Pada saat yang sama kita harus menjaga sentralitas (ASEAN) dalam arsitektur kawasan yang terus berubah
Nay Pyi Taw (ANTARA News) - Presiden Myanmar Thein Sein menegaskan perlunya memetakan tujuan yang jelas dari Komunitas Perhimpunan Bangsa-Bangsa Asia Tenggara (ASEAN) pasca2015 agar tetap relevan dengan perubahan lingkungan global.

"Tujuan ini harus juga mempertimbangkan perubahan kondisi politik dan pembangunan sosial budaya yang saat ini terjadi di kawasan dan dunia," kata Thein Sein dalam pidato sambutannya saat membuka Pertemuan Puncak Ke-24 Perhimpunan Bangsa-Bangsa Asia Tenggara (ASEAN) di Nay Pyi Taw, Minggu.

Ia menilai ASEAN harus terus memainkan peran strategis dengan lebih pro-aktif dengan pihak-pihak asing di tataran kawasan maupun global. ASEAN, kata dia, harus memberikan kontribusi lebih pada perdamaian dan kesejahteraan maysrakat global dengan mengambil kebijakan-kebijakan bersama untuk menjawab isu-isu yang menjadi perhatian dan kepentingan kawasan.

"Pada saat yang sama kita harus menjaga sentralitas (ASEAN) dalam arsitektur kawasan yang terus berubah," katanya.

Presiden Myanmar tidak secara langsung menyebut isu sengketa Laut China Selatan dalam pidatonya namun dalam beberapa kesempatan sejumlah pemimpin ASEAN secara terpisah mendorong agar negara-negara ASEAN dapat bersatu menentukan langkah bersama untuk mengatasi sengketa di Laut China Selatan yang dalam beberapa waktu memanas.

Lebih lanjut, Presiden Myanmar mendorong agar negara-negara ASEAN memahami keperluan untuk terus mempromosikan perdamaian, stabilitas dan kesejahteraan ekonomi di kawasan.
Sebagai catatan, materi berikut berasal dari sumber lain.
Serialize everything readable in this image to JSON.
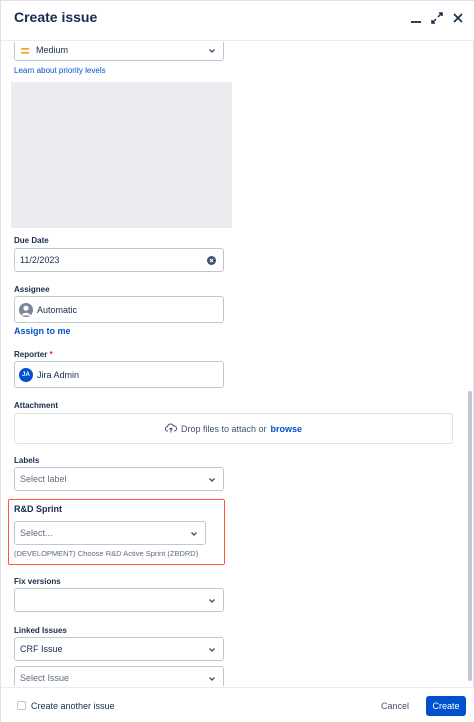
{
  "header": {
    "title": "Create issue"
  },
  "priority": {
    "value": "Medium",
    "learn_link": "Learn about priority levels",
    "color": "#ff991f"
  },
  "due_date": {
    "label": "Due Date",
    "value": "11/2/2023"
  },
  "assignee": {
    "label": "Assignee",
    "value": "Automatic",
    "assign_link": "Assign to me"
  },
  "reporter": {
    "label": "Reporter",
    "required_marker": "*",
    "value": "Jira Admin",
    "initials": "JA"
  },
  "attachment": {
    "label": "Attachment",
    "drop_text": "Drop files to attach or",
    "browse_text": "browse"
  },
  "labels": {
    "label": "Labels",
    "placeholder": "Select label"
  },
  "sprint": {
    "label": "R&D Sprint",
    "placeholder": "Select...",
    "helper": "(DEVELOPMENT) Choose R&D Active Sprint (ZBDRD)",
    "highlight_color": "#ff5630"
  },
  "fix_versions": {
    "label": "Fix versions",
    "value": ""
  },
  "linked_issues": {
    "label": "Linked Issues",
    "type_value": "CRF Issue",
    "issue_placeholder": "Select Issue"
  },
  "footer": {
    "create_another": "Create another issue",
    "cancel": "Cancel",
    "create": "Create"
  },
  "colors": {
    "primary": "#0052cc",
    "text": "#172b4d",
    "border": "#c1c7d0"
  }
}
Ia juga menegaskan komitmen Myanmar untuk menjadi bagian dari upaya ASEAN membangun sebuah Komunitas yang bersatu, damai dan sejahtera.

"Hari ini, kita berada di titik kritis dan kita perlu mengambil seluruh langkah yang diperlukan ... untuk mewujudkan Komunitas ASEAN," katanya merujuk pada Komunitas ASEAN 2015.
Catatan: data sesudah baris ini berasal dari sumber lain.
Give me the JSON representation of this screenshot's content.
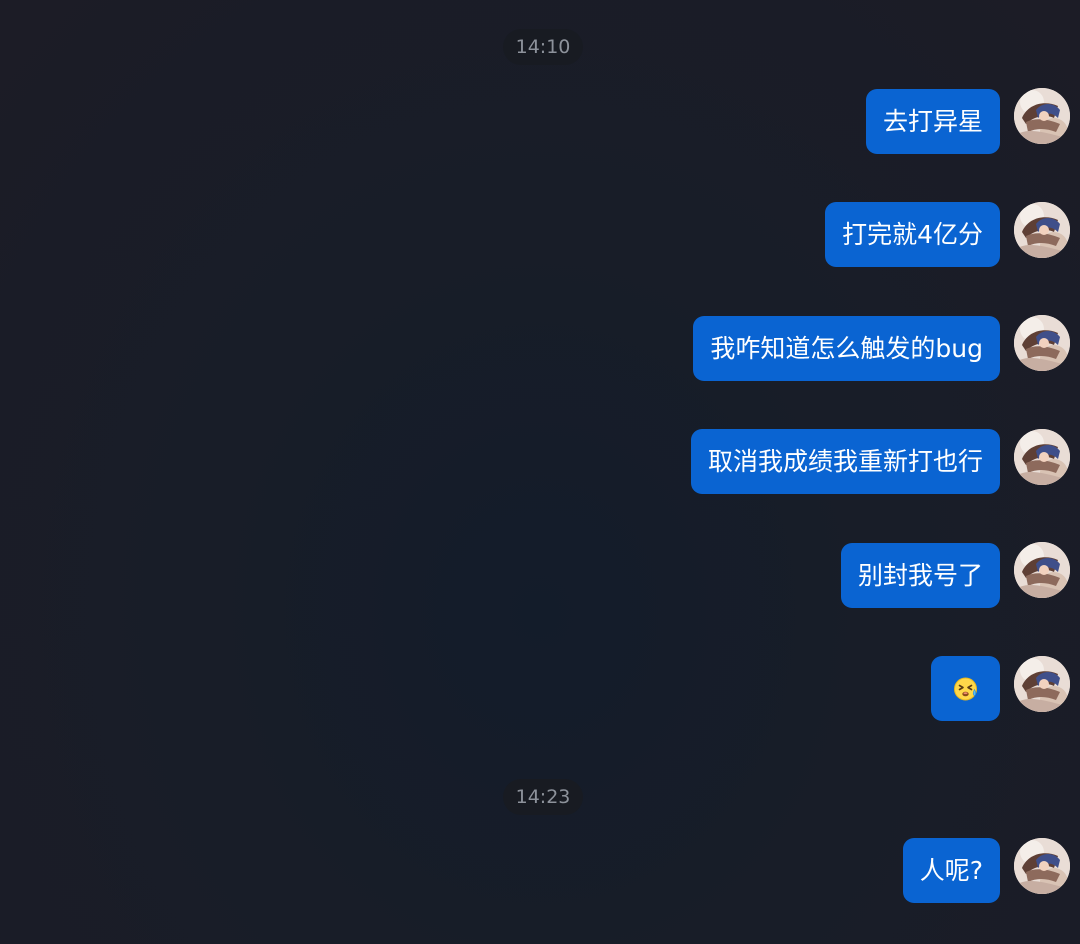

Sebelumnya, pada hari Sabtu (9/5), para Menteri Luar Negeri ASEAN dalam pernyataan bersama mereka menyatakan keprihatinan serius asosiasi itu terkait perkembangan di Laut China Selatan yang telah meningkatkan ketegangan di kawasan.

Para Menlu ASEAN yaitu Menlu Brunei Pehin Dato Lim Jock Seng, Menlu Kamboja HOR Namhong, Menlu Indonesia Marty Natalegawa, Menlu Laos Thongloun Sisouth, Menlu Malaysia Anfah Aman, Menlu Filipina Albert F. Del Rosario, Menlu Singapura K. Shanmugam, Perwakilan Thailand Sihasak Phuangketkeow, dan Menlu Vietnam Pham Binh Minh, mendesak seluruh pihak yang terlibat--selaras dengan prinsip-prinsip hukum internasional yang diakui secara universal, termasuk Konvensi Hukum Laut PBB (UNCLOS) 1982--untuk menahan diri dan menghindari setiap aksi yang dapat mengganggu perdamaian dan stabilitas di kawasan.

Para Menlu itu juga meminta agar penyelesaian sengketa dilakukan dengan cara-cara damai tanpa menggunakan ancaman atau kekerasan.

Perselisihan teritorial maritim di Laut China Selatan memiliki potensi untuk berkembang menjadi konflik antarnegara yang mengklaim sebagian atau seluruhnya dari kawasan itu merupakan bagian dari kedaulatannya. Tumpang-tindih klaim di antara Vietnam, Filipina, Malaysia dan Brunei yang notabene merupakan anggota ASEAN dan juga Tiongkok serta Taiwan menimbulkan ketegangan di kawasan. Puncak ketegangan ditandai dengan pendudukan baru, klaim baru, penangkapan kapal ikan dan kegiatan-kegiatan lain.

ASEAN terbentuk pada tahun 1967 beranggota Brunei, Filipina, Indonesia, Kamboja, Laos, Malaysia, Myanmar, Singapura, Thailand, dan Vietnam. Masalah Laut China Selatan telah menjadi pekerjaan rumah lebih satu dasawarsa bagi beberapa negara anggota ASEAN khususnya dan ASEAN pada umumnya.